IMO the problem with austerity is that it presumed the economy would grow, which it then promptly didn't.
I won't pretend to have enough economic nous to know if Keynesianism is worth anything, but I do know it says to do the exact opposite: for governments to borrow and spend more in bad times to grow the economy, and pay down that debt only when things recover.
Austerity as a concept doesn't really presume that, austerity is just a weird word meaning a government cutting spending. It doesn't contain any argument about the future. The Tories implementation did presume growth which is why the UK had austerity-lite vs what actually turned out to be needed.
Keynesianism is a self-contradictory concept which is why it always fails. It's predicated on the assumption that governments are good at investing. But if that is true then governments have no answer back to the people who argue that good times = an even better time to invest, because if government ROI is always positive why would you not invest more when tax revenues are flowing freely?
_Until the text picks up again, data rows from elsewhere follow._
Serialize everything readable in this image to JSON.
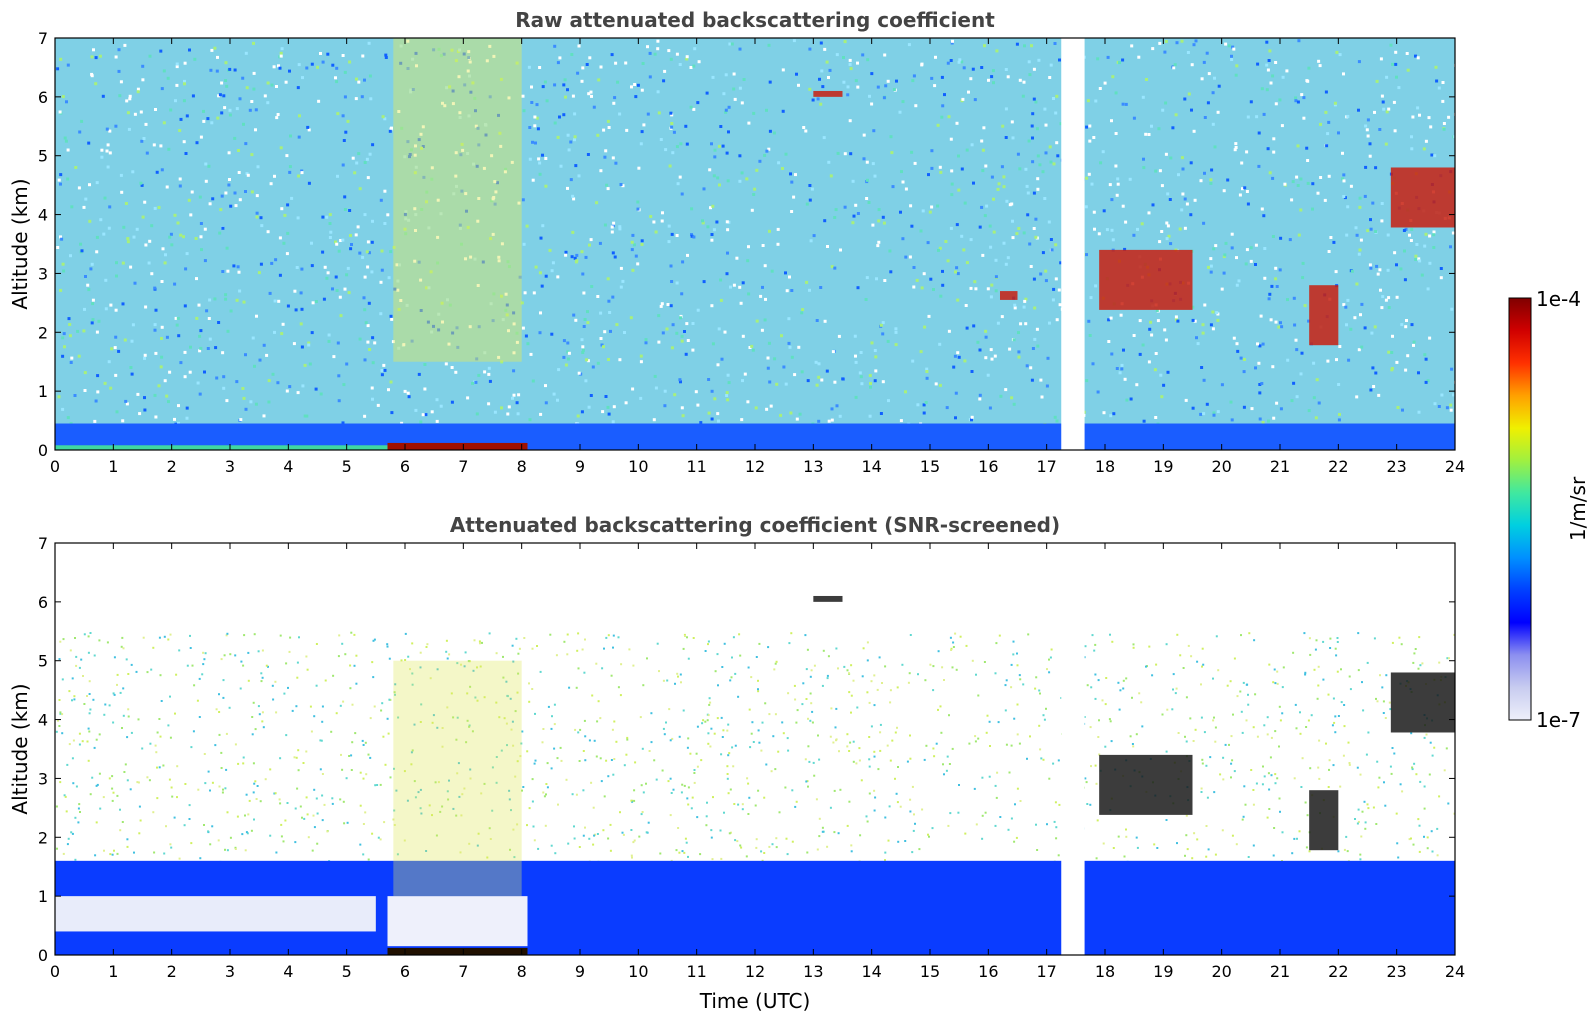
{
  "chart_data": [
    {
      "type": "heatmap",
      "title": "Raw attenuated backscattering coefficient",
      "xlabel": "",
      "ylabel": "Altitude (km)",
      "xlim": [
        0,
        24
      ],
      "ylim": [
        0,
        7
      ],
      "xticks": [
        0,
        1,
        2,
        3,
        4,
        5,
        6,
        7,
        8,
        9,
        10,
        11,
        12,
        13,
        14,
        15,
        16,
        17,
        18,
        19,
        20,
        21,
        22,
        23,
        24
      ],
      "yticks": [
        0,
        1,
        2,
        3,
        4,
        5,
        6,
        7
      ],
      "data_gaps_utc": [
        [
          17.25,
          17.65
        ]
      ],
      "features": [
        {
          "kind": "surface layer",
          "x": [
            0,
            24
          ],
          "y": [
            0,
            0.45
          ]
        },
        {
          "kind": "strong near-surface return",
          "x": [
            5.7,
            8.1
          ],
          "y": [
            0,
            0.12
          ]
        },
        {
          "kind": "elevated aerosol",
          "x": [
            5.8,
            8.0
          ],
          "y": [
            1.5,
            7
          ]
        },
        {
          "kind": "cloud",
          "x": [
            17.9,
            19.5
          ],
          "y": [
            2.0,
            3.4
          ]
        },
        {
          "kind": "cloud",
          "x": [
            21.5,
            22.0
          ],
          "y": [
            1.7,
            2.8
          ]
        },
        {
          "kind": "cloud",
          "x": [
            22.9,
            24.0
          ],
          "y": [
            2.9,
            4.8
          ]
        },
        {
          "kind": "cloud",
          "x": [
            16.2,
            16.5
          ],
          "y": [
            2.55,
            2.7
          ]
        },
        {
          "kind": "cloud",
          "x": [
            13.0,
            13.5
          ],
          "y": [
            6.0,
            6.1
          ]
        }
      ]
    },
    {
      "type": "heatmap",
      "title": "Attenuated backscattering coefficient (SNR-screened)",
      "xlabel": "Time (UTC)",
      "ylabel": "Altitude (km)",
      "xlim": [
        0,
        24
      ],
      "ylim": [
        0,
        7
      ],
      "xticks": [
        0,
        1,
        2,
        3,
        4,
        5,
        6,
        7,
        8,
        9,
        10,
        11,
        12,
        13,
        14,
        15,
        16,
        17,
        18,
        19,
        20,
        21,
        22,
        23,
        24
      ],
      "yticks": [
        0,
        1,
        2,
        3,
        4,
        5,
        6,
        7
      ],
      "data_gaps_utc": [
        [
          17.25,
          17.65
        ]
      ],
      "features": [
        {
          "kind": "boundary layer",
          "x": [
            0,
            24
          ],
          "y": [
            0,
            1.8
          ]
        },
        {
          "kind": "low-signal region",
          "x": [
            0,
            5.5
          ],
          "y": [
            0.4,
            1.0
          ]
        },
        {
          "kind": "strong near-surface return",
          "x": [
            5.7,
            8.1
          ],
          "y": [
            0,
            0.12
          ]
        },
        {
          "kind": "elevated aerosol",
          "x": [
            5.8,
            8.0
          ],
          "y": [
            1.0,
            5.0
          ]
        },
        {
          "kind": "cloud",
          "x": [
            17.9,
            19.5
          ],
          "y": [
            2.0,
            3.4
          ]
        },
        {
          "kind": "cloud",
          "x": [
            21.5,
            22.0
          ],
          "y": [
            1.7,
            2.8
          ]
        },
        {
          "kind": "cloud",
          "x": [
            22.9,
            24.0
          ],
          "y": [
            2.9,
            4.8
          ]
        },
        {
          "kind": "cloud",
          "x": [
            13.0,
            13.5
          ],
          "y": [
            6.0,
            6.1
          ]
        }
      ]
    }
  ],
  "colorbar": {
    "max_label": "1e-4",
    "min_label": "1e-7",
    "unit_label": "1/m/sr",
    "scale": "log",
    "colors": [
      "#eef0fa",
      "#c8ccf0",
      "#8c8ff0",
      "#0000ff",
      "#0040ff",
      "#0090ff",
      "#00d0e0",
      "#40e8a0",
      "#a0f040",
      "#f0f000",
      "#ffa000",
      "#ff3000",
      "#d00000",
      "#800000"
    ]
  }
}
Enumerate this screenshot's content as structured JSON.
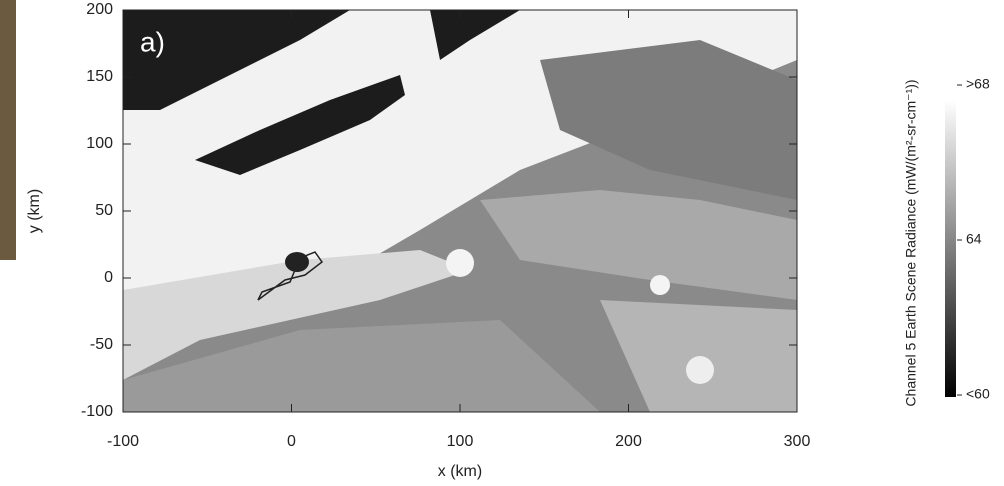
{
  "chart_data": {
    "type": "image",
    "annotation": "a)",
    "xlabel": "x (km)",
    "ylabel": "y (km)",
    "xlim": [
      -100,
      300
    ],
    "xticks": [
      -100,
      0,
      100,
      200,
      300
    ],
    "ylim": [
      -100,
      200
    ],
    "yticks": [
      -100,
      -50,
      0,
      50,
      100,
      150,
      200
    ],
    "colorbar": {
      "label": "Channel 5 Earth Scene Radiance (mW/(m²-sr-cm⁻¹))",
      "lim": [
        60,
        68
      ],
      "ticks": [
        {
          "value": 68,
          "label": ">68"
        },
        64,
        {
          "value": 60,
          "label": "<60"
        }
      ]
    }
  }
}
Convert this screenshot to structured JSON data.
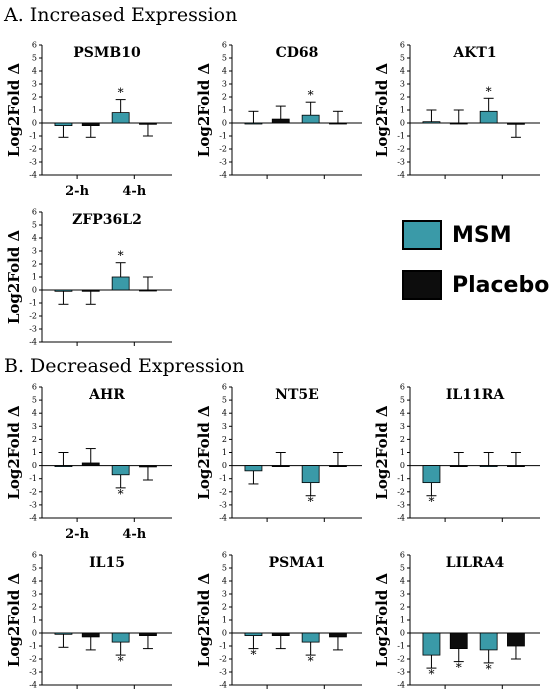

So in practice it immediately turns into high levels of government deficit spending all the time, because if you use wordplay to turn spending into "investment" then a deficit today can always be claimed to be paid off tomorrow from the ROI. So it's just an excuse for spending more than the tax take allows, all the time.
The problem with this theory is that governments are notoriously bad at investing. They are rarely in a position to even measure ROI let alone ensure it's positive. Beating the market is really hard even for full time expert investors, some argue it's impossible over the long run, and that's with the full accountability of market mechanisms in play. Without those you end up with Soviet-style "investment" in highly visible and labor-intensive heavy industry projects, or for the UK, an endless succession of heavy rail projects.
The UK cannot afford its current level of welfare and spending, along with most of the rest of Europe. Unless the economy suddenly goes into overdrive the future will have far more austerity, along with many angry citizens faced with broken promises and rotting, decaying infrastructure.